Monday, December 7, 2009

Maybe I'll get an MBA - Part 1

Recently, I attended Preview Day for the Full-time MBA program at ASU. The schedule consisted of an opening speech by the stylish and cheerful female Associate Dean who assured us that NOW IS THE TIME to return to school. After that it was three sessions on curriculum, career placement and admissions, a sample marketing class (taught by another spunky young female professor), followed by lunch, a discussion on financing your education and a meet-n-greet with a group of smiling and I'd guess highly caffeinated current students.

Here is a progression of my mood throughout the day:

7:30am. Nervous - did I dress okay? Will the admissions staff remember that didn't wear a suit jacket when they look at the application I might submit in a few months?
8:15am. Excited and Reassured - "Yes! A successful, competent women and someone I'd like to emulate later in life is telling me that this is the right decision!"
9:15am. Slightly Confused - don't all MBA programs have basically the same curriculum?
10:15am. Less-Than-Thrilled - apparently, the number of corporations coming on campus to hire students has dropped slightly, and it seems that no one quite knows what to do with those of us interested in the nonprofit sector or wanting to start their own businesses (despite an area of emphasis in Entrepreneurship. Hmm...)
11:15am. Terrified and Bummed - "You only accept 14% of applicants?" "There are more students accepted from OUTSIDE ARIZONA than within our own community?"
12:15pm. Amused - I liked the marketing class. The professor and the speed at which the material was presented were both exciting. But I doubt it is much of an accurate example of the average MBA class. What - they don't think we'll join up if made to sit through Business Ethics or Applied Statistics?
1:00pm. Back to Nervous - The $40,000/year sample budget is looking pretty accurate when broken down, and the longer you wait to apply, diligently preparing yourself to earn entrance to the ranked program, the less likely it is that you will receive scholarship dollars. Not exactly win-win.
1:30pm. Wistful - I remember what it was like when I first started as a Freshman undergraduate at ASU - being involved in lots of clubs, spending tons of time with like-minded people, and having access to the newest research and most interesting information available.
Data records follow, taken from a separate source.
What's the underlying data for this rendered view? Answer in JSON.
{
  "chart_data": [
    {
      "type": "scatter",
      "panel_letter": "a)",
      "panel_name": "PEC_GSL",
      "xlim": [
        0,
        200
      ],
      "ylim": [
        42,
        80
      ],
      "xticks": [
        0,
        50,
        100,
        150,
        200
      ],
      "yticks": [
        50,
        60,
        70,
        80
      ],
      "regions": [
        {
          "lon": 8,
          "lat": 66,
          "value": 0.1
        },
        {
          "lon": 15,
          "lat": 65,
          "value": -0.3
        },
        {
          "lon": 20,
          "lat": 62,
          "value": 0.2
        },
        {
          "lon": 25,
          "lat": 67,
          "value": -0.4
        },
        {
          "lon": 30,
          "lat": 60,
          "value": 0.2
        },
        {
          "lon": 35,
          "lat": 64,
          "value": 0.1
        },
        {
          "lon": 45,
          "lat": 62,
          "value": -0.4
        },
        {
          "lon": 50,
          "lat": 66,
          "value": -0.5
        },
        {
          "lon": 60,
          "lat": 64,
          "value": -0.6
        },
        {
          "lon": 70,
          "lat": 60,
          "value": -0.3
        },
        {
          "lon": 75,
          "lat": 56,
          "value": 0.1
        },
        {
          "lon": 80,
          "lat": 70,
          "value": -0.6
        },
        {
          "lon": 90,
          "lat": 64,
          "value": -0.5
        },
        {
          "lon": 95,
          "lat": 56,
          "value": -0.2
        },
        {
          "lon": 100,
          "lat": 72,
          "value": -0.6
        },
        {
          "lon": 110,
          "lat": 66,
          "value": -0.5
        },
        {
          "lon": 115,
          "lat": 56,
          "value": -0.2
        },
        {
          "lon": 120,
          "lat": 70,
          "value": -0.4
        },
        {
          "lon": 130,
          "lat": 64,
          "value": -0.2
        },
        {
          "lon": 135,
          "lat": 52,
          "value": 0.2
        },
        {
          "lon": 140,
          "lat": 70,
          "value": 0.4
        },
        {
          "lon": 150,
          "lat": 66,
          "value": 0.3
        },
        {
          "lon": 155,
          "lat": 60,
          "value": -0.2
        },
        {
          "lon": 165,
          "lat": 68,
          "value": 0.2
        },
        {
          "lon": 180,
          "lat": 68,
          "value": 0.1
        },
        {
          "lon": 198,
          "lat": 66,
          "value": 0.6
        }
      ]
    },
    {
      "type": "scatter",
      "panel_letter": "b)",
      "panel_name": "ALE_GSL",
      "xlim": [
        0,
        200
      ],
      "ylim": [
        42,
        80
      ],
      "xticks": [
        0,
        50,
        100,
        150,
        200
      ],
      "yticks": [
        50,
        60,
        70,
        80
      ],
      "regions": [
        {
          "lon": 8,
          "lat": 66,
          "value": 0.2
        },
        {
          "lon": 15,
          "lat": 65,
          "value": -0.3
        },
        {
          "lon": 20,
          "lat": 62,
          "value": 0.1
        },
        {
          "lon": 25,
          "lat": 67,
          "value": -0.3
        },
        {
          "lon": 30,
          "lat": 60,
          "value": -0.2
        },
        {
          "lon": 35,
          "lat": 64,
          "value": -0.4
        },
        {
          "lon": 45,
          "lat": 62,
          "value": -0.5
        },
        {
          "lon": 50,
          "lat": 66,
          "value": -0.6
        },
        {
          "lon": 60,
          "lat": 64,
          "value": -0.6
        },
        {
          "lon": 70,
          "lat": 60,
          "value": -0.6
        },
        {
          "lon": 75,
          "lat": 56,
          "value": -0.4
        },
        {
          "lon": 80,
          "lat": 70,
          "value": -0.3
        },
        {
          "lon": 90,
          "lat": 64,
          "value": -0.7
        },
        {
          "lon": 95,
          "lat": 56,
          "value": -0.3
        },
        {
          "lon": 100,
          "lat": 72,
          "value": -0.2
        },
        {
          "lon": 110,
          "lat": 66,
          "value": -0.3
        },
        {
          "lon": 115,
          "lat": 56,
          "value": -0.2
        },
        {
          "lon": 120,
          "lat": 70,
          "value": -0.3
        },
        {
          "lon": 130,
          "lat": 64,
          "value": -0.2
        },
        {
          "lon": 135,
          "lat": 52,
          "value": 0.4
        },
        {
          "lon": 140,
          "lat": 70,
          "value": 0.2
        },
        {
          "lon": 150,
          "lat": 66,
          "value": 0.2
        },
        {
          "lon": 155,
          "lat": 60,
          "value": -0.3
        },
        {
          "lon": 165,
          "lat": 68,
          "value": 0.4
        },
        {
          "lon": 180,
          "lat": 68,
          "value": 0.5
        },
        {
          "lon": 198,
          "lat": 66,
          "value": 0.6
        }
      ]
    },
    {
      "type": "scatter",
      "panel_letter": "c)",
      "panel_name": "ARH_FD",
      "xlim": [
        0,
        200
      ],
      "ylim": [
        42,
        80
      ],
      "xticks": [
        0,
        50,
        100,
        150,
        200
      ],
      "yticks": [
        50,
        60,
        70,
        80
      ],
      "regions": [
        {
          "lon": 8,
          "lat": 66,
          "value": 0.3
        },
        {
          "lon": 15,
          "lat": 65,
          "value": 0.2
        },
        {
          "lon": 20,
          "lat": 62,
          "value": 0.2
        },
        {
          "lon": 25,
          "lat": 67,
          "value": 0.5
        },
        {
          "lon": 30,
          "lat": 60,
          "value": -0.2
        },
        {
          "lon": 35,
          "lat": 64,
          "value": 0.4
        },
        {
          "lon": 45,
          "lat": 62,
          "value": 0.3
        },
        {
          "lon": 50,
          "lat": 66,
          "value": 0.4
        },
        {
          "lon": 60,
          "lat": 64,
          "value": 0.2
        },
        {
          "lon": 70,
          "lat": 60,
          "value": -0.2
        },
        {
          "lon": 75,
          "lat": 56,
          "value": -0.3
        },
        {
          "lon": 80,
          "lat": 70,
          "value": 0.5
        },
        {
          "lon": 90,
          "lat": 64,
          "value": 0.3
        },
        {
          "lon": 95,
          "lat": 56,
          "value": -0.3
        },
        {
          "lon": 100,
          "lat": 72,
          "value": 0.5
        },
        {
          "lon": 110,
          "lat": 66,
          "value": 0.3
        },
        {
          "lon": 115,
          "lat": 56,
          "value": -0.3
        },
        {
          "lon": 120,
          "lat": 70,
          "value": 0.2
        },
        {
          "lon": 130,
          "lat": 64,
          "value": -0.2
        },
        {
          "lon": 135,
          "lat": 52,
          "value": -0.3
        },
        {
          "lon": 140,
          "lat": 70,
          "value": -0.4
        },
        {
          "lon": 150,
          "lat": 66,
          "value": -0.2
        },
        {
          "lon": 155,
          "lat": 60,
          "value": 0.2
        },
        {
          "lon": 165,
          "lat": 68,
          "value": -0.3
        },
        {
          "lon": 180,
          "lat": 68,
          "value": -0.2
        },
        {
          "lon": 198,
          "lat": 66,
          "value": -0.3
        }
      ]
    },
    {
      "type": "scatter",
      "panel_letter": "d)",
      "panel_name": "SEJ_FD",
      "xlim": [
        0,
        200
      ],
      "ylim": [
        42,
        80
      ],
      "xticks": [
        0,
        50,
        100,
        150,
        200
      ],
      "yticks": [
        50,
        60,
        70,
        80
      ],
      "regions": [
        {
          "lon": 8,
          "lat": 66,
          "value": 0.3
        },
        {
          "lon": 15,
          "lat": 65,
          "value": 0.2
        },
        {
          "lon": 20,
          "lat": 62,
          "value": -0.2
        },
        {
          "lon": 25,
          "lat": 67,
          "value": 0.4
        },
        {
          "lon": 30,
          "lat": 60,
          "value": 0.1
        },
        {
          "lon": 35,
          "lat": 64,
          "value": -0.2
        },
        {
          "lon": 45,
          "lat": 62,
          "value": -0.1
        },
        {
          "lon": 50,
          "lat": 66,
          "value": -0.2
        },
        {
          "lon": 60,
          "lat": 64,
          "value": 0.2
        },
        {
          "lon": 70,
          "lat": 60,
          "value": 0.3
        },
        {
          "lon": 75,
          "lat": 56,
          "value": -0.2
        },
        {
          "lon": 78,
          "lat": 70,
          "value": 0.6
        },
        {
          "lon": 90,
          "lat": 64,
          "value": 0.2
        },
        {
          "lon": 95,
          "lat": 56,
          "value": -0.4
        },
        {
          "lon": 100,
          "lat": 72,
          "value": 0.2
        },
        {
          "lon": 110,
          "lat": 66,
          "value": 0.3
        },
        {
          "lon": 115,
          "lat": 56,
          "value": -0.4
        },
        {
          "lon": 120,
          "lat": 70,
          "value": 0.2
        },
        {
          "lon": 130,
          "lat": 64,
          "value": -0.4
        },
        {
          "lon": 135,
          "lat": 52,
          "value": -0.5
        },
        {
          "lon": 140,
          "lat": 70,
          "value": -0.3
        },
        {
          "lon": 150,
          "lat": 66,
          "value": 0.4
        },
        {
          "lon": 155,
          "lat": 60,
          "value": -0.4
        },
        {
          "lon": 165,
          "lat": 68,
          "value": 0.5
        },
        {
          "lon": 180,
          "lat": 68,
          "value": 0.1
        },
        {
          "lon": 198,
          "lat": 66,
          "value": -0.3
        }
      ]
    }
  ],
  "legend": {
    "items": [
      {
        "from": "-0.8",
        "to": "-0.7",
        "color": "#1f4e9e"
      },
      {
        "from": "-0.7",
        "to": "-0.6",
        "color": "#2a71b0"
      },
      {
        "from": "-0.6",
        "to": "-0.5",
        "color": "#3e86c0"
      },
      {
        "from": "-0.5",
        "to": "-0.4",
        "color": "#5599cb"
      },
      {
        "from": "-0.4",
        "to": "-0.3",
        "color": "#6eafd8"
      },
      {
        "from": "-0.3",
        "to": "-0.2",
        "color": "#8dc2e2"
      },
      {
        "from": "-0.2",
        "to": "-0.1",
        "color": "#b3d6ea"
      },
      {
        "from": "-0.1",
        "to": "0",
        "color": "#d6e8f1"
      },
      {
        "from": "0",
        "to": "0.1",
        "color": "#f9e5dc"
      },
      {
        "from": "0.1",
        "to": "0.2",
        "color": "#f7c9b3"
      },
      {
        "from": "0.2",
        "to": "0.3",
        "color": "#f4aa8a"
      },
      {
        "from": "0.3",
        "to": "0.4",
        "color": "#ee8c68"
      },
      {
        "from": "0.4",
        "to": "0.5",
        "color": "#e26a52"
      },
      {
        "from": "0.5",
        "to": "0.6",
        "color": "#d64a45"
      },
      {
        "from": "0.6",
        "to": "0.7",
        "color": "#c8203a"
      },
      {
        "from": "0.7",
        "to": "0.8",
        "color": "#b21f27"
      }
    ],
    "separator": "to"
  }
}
That's what those chipper students promise, and I believe them.

After taking a few days to digest the experience, meeting a new friend with similar nonprofit/social entrepreneurship ambitions who loves the program, and interviewing for yet another position I didn't get, I am ready to take the plunge! I'm going to buy the GMAT prep book and CD ROM, I know who I am going to ask for recommendations, I AM going to get in, and it will be great!

And then...the parents came to town.

I love my parents, and while my dad and I may never agree on politics and my mom takes "eternal optimist" to a whole new level, I think they are stellar people who have made a lot of good decisions and raised me well. My dad is a scientist and my mom is with a corporate bank. They are generous and smart, traditional and supportive, and they love me a lot. They also have never been in debt, both have worked for their respected companies for 30+ years, and they are well-prepared for retirement. They work hard, show up on time (apparently that gene skipped a generation), and save a lot.

They do NOT think I should go back to school.